Korban bullying memiliki karakteristik mudah merasa takut, tidak menyukai dirinya sendiri dan cenderung berdiam diri di rumah setelah pulang dari sekolah. Bullying juga memiliki pengaruh secara jangka panjang dan jangka pendek terhadap korban bullying.
Pengaruh jangka pendek yang ditimbulkan akibat perilaku bullying adalah depresi karena mengalami penindasan, minat untuk mengerjakan tugas-tugas sekolah yang diberikan oleh guru, dan menurunnya minat untuk mengikuti kegiatan sekolah.

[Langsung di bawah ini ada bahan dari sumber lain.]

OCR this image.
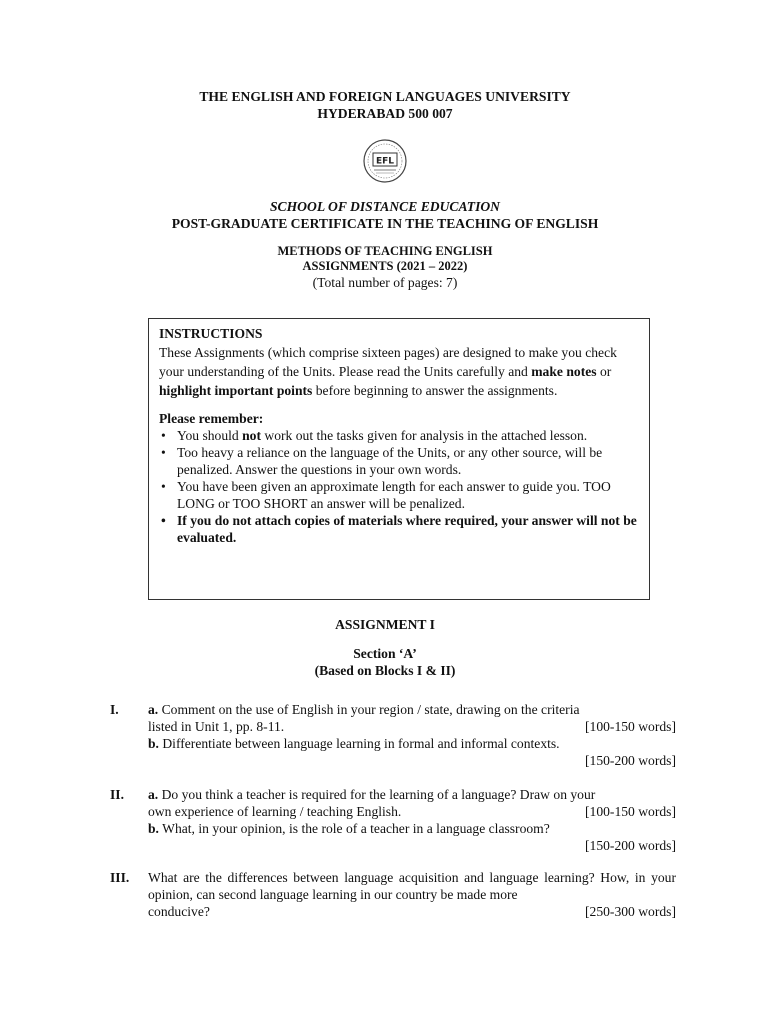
THE ENGLISH AND FOREIGN LANGUAGES UNIVERSITY
HYDERABAD 500 007
EFL
SCHOOL OF DISTANCE EDUCATION
POST-GRADUATE CERTIFICATE IN THE TEACHING OF ENGLISH
METHODS OF TEACHING ENGLISH
ASSIGNMENTS (2021 – 2022)
(Total number of pages: 7)
INSTRUCTIONS

These Assignments (which comprise sixteen pages) are designed to make you check your understanding of the Units. Please read the Units carefully and make notes or highlight important points before beginning to answer the assignments.

Please remember:
• You should not work out the tasks given for analysis in the attached lesson.
• Too heavy a reliance on the language of the Units, or any other source, will be penalized. Answer the questions in your own words.
• You have been given an approximate length for each answer to guide you. TOO LONG or TOO SHORT an answer will be penalized.
• If you do not attach copies of materials where required, your answer will not be evaluated.
ASSIGNMENT I
Section ‘A’
(Based on Blocks I & II)
I. a. Comment on the use of English in your region / state, drawing on the criteria
listed in Unit 1, pp. 8-11.	[100-150 words]
b. Differentiate between language learning in formal and informal contexts.
[150-200 words]
II. a. Do you think a teacher is required for the learning of a language? Draw on your
own experience of learning / teaching English.	[100-150 words]
b. What, in your opinion, is the role of a teacher in a language classroom?
[150-200 words]
III. What are the differences between language acquisition and language learning? How, in your opinion, can second language learning in our country be made more
conducive?	[250-300 words]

Sedangkan akibat yang ditimbulkan dalam jangka
panjang dari penindasan ini seperti mengalami kesulitan dalam menjalin hubungan baik terhadap lawan jenis, selalu memiliki kecemasan akan
mendapatkan perlakuan yang tidak menyenangkan dari teman-teman sebayanya.
Fakta menunjukkan, bullying berdampak secara fisik, psikis, dan sosial terhadap korban. Selain menurunnya prestasi belajar, bullying juga mengakibatkan dampak fisik, seperti kehilangan selera makan dan migrain. Korban juga rentan menjadi pencemas hingga mengalami depresi dan menarik diri dari pergaulan. Dalam tingkatan yang lebih ekstrem, korban bahkan ada yang sampai Bunuh Diri. Dampak yang mengarah ke akademi meliputi terganggu prestasi akademisnya atau sering sengaja tidak masuk sekolah. Lebih mengkhawatirkan lagi, perilaku bullying bahkan terus berkembang di lingkup yang lebih luas. Saat ini, bullying juga merambat ke tembok sekolah dasar.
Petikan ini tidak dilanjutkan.